DataView has sophisticated facilities for recognising and analysing waveform events such as nerve spikes. These operate in a highly interactive manner, making it easy for the user to fine-tune event recognition while seeing the immediate changes in both the main display and analysis displays such as graphs and histograms.
There are two primary modes of automatic event recognition: template matching and threshold crossing. Events can also be added manually or algorithmically in a variety of ways.
Template matching has three sub-modes - using a fixed template, using an adaptive template, or using an optimally scaled template.
A user-defined segment of waveform is captured as a template, and then the recorded trace is scanned for waveforms that match the template within a user-specified error range. Recognised events can be averaged and used as a new template to refine recognition criteria.
Adaptive template matching is like fixed template matching, except that the template adapts itself to systematic changes in the waveform such as a gradual decrease in overall amplitude. The adaptive template works by replacing the original template with a running average of the waveforms of recently-recognised events. The number of events constituting the average is determined by the user (typically 8), and as each new event is recognised, the earliest event in the average drops out to be replaced by the most recent. If an average of 1 is selected, then the template is successively replaced by each identified event, so that each found event constitutes the template for the next event search.

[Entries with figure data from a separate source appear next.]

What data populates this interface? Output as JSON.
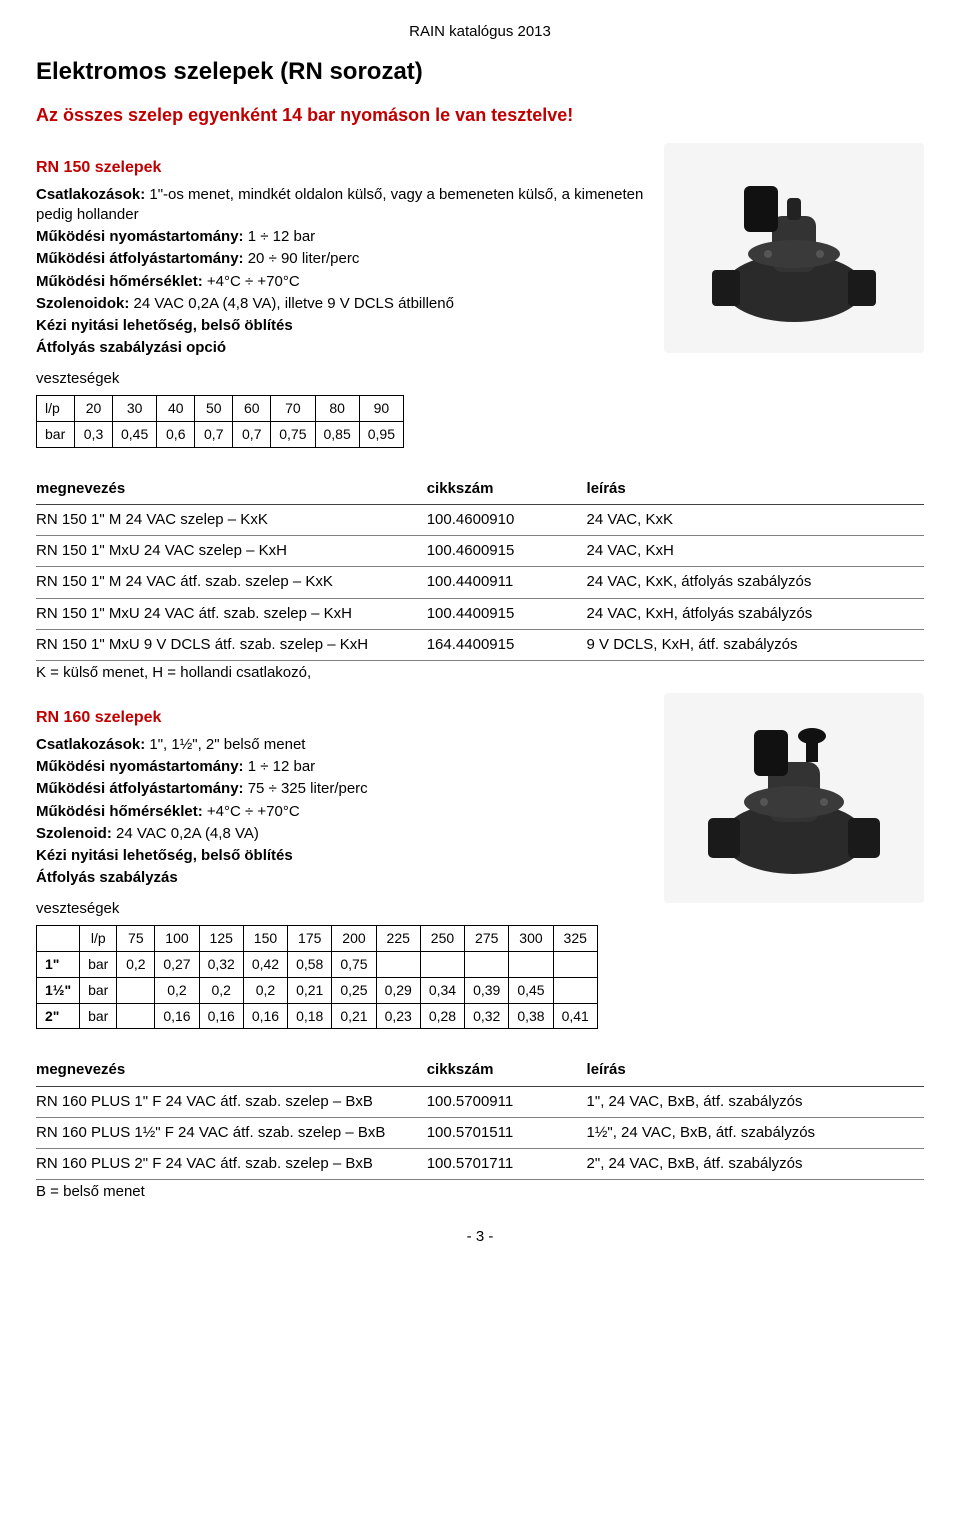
{
  "header_center": "RAIN katalógus 2013",
  "page_title": "Elektromos szelepek (RN sorozat)",
  "subtitle": "Az összes szelep egyenként 14 bar nyomáson le van tesztelve!",
  "rn150": {
    "heading": "RN 150 szelepek",
    "specs": [
      {
        "label": "Csatlakozások:",
        "value": " 1\"-os menet, mindkét oldalon külső, vagy a bemeneten külső, a kimeneten pedig hollander"
      },
      {
        "label": "Működési nyomástartomány:",
        "value": " 1 ÷ 12 bar"
      },
      {
        "label": "Működési átfolyástartomány:",
        "value": " 20 ÷ 90 liter/perc"
      },
      {
        "label": "Működési hőmérséklet:",
        "value": " +4°C ÷ +70°C"
      },
      {
        "label": "Szolenoidok:",
        "value": " 24 VAC 0,2A (4,8 VA), illetve 9 V DCLS átbillenő"
      },
      {
        "label": "Kézi nyitási lehetőség, belső öblítés",
        "value": ""
      },
      {
        "label": "Átfolyás szabályzási opció",
        "value": ""
      }
    ],
    "loss_label": "veszteségek",
    "loss_table": {
      "row_labels": [
        "l/p",
        "bar"
      ],
      "cols": [
        "20",
        "30",
        "40",
        "50",
        "60",
        "70",
        "80",
        "90"
      ],
      "rows": [
        [
          "0,3",
          "0,45",
          "0,6",
          "0,7",
          "0,7",
          "0,75",
          "0,85",
          "0,95"
        ]
      ]
    },
    "products_headers": [
      "megnevezés",
      "cikkszám",
      "leírás"
    ],
    "products": [
      {
        "name": "RN 150 1\" M 24 VAC szelep – KxK",
        "code": "100.4600910",
        "desc": "24 VAC, KxK"
      },
      {
        "name": "RN 150 1\" MxU 24 VAC szelep – KxH",
        "code": "100.4600915",
        "desc": "24 VAC, KxH"
      },
      {
        "name": "RN 150 1\" M 24 VAC átf. szab. szelep – KxK",
        "code": "100.4400911",
        "desc": "24 VAC, KxK, átfolyás szabályzós"
      },
      {
        "name": "RN 150 1\" MxU 24 VAC átf. szab. szelep – KxH",
        "code": "100.4400915",
        "desc": "24 VAC, KxH, átfolyás szabályzós"
      },
      {
        "name": "RN 150 1\" MxU 9 V DCLS átf. szab. szelep – KxH",
        "code": "164.4400915",
        "desc": "9 V DCLS, KxH, átf. szabályzós"
      }
    ],
    "note": "K = külső menet, H = hollandi csatlakozó,"
  },
  "rn160": {
    "heading": "RN 160 szelepek",
    "specs": [
      {
        "label": "Csatlakozások:",
        "value": " 1\", 1½\", 2\" belső menet"
      },
      {
        "label": "Működési nyomástartomány:",
        "value": " 1 ÷ 12 bar"
      },
      {
        "label": "Működési átfolyástartomány:",
        "value": " 75 ÷ 325 liter/perc"
      },
      {
        "label": "Működési hőmérséklet:",
        "value": " +4°C ÷ +70°C"
      },
      {
        "label": "Szolenoid:",
        "value": " 24 VAC 0,2A (4,8 VA)"
      },
      {
        "label": "Kézi nyitási lehetőség, belső öblítés",
        "value": ""
      },
      {
        "label": "Átfolyás szabályzás",
        "value": ""
      }
    ],
    "loss_label": "veszteségek",
    "loss_table2": {
      "top": [
        "l/p",
        "75",
        "100",
        "125",
        "150",
        "175",
        "200",
        "225",
        "250",
        "275",
        "300",
        "325"
      ],
      "rows": [
        {
          "left": "1\"",
          "unit": "bar",
          "vals": [
            "0,2",
            "0,27",
            "0,32",
            "0,42",
            "0,58",
            "0,75",
            "",
            "",
            "",
            "",
            ""
          ]
        },
        {
          "left": "1½\"",
          "unit": "bar",
          "vals": [
            "",
            "0,2",
            "0,2",
            "0,2",
            "0,21",
            "0,25",
            "0,29",
            "0,34",
            "0,39",
            "0,45",
            ""
          ]
        },
        {
          "left": "2\"",
          "unit": "bar",
          "vals": [
            "",
            "0,16",
            "0,16",
            "0,16",
            "0,18",
            "0,21",
            "0,23",
            "0,28",
            "0,32",
            "0,38",
            "0,41"
          ]
        }
      ]
    },
    "products_headers": [
      "megnevezés",
      "cikkszám",
      "leírás"
    ],
    "products": [
      {
        "name": "RN 160 PLUS 1\" F 24 VAC átf. szab. szelep – BxB",
        "code": "100.5700911",
        "desc": "1\", 24 VAC, BxB, átf. szabályzós"
      },
      {
        "name": "RN 160 PLUS 1½\" F 24 VAC átf. szab. szelep – BxB",
        "code": "100.5701511",
        "desc": "1½\", 24 VAC, BxB, átf. szabályzós"
      },
      {
        "name": "RN 160 PLUS 2\" F 24 VAC átf. szab. szelep – BxB",
        "code": "100.5701711",
        "desc": "2\", 24 VAC, BxB, átf. szabályzós"
      }
    ],
    "note": "B = belső menet"
  },
  "page_number": "- 3 -",
  "colors": {
    "accent": "#c00000",
    "text": "#000000",
    "border": "#000000",
    "rule": "#808080"
  }
}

Optimally scaled template matching is used when the intention is to find data elements of a particular shape, irrespective of their amplitude or dc-offset. A user-defined segment of data showing a waveform of the desired shape is first captured as a template. The record is then scanned on a point-by-point basis, and at each point the normalised template is scaled and offset to produce the best fit to the record. If the goodness-of-fit of this scaled template is within the acceptance criterion, it is counted as a match. The goodness-of-fit is defined as the scale factor divided by the standard error between the scaled template and the actual data.
Onset and offset voltage thresholds can be defined either visually by cursors, numerically, or from the statistical properties of the data. Events are recognised as waveform segments that lie on one side or the other of the thresholds. Minimum on- and off-times can be specified, so that brief waveforms "glitches" are not accepted as genuine events. Limit cursors can be specified to exclude artefacts.
Finding the best recognition criteria to minimise mismatches of events with data can be quite time-consuming. In Dataview, this process is highly interactive. The programme can measure a wide range of event parameters (e.g. time of occurrence, frequency, duration, error [as above], peak amplitude, peak width, principal components etc.) and these can be plotted against each other in a scattergraph. This often allows outlier events to be easily identified. These can either be deleted by selecting them directly from the graph, or the display can automatically centre a selected event so that the user can decide what to do. The graphs update automatically as events are added or deleted.
All event parameters and the underlying channel waveforms can be exported in a format suitable for entering into a spreadsheet for further analysis.
Principal component or wavelet analysis
The principal components or wavelet coefficients of the waveforms comprising each event can be determined.
The main univariate (interval, peak-to-peak amplitude etc) and bivariate (phase, latency) event parameters can be displayed as a histogram, or plotted one against the other as a 2D scattergraph. Clicking on a point in the scattergraph centres that point in the main display.
A rotatable 3D scatter graph view of event parameters such as principal components aids manual or automatic clustering.
Normal events with variable durations can be turned into point process events with minimal durations, located at the start, end, middle or "center of gravity" of the parent event.
The "Poisson surprise" method can be used to detect bursts within event lists.
The user can check whether the phase of a cyclic oscillatory activity detected as a series of events has been reset as a result of an experimental perturbation.
The data of channels within the events can be set to user-specified values. This can be used to remove major artefact "glitches" from waveforms.
The data of channels within the events can be averaged, and saved as a new data file. Thus stimulus-evoked responses can be averaged, if some stimulus-locked data feature is used to generate events.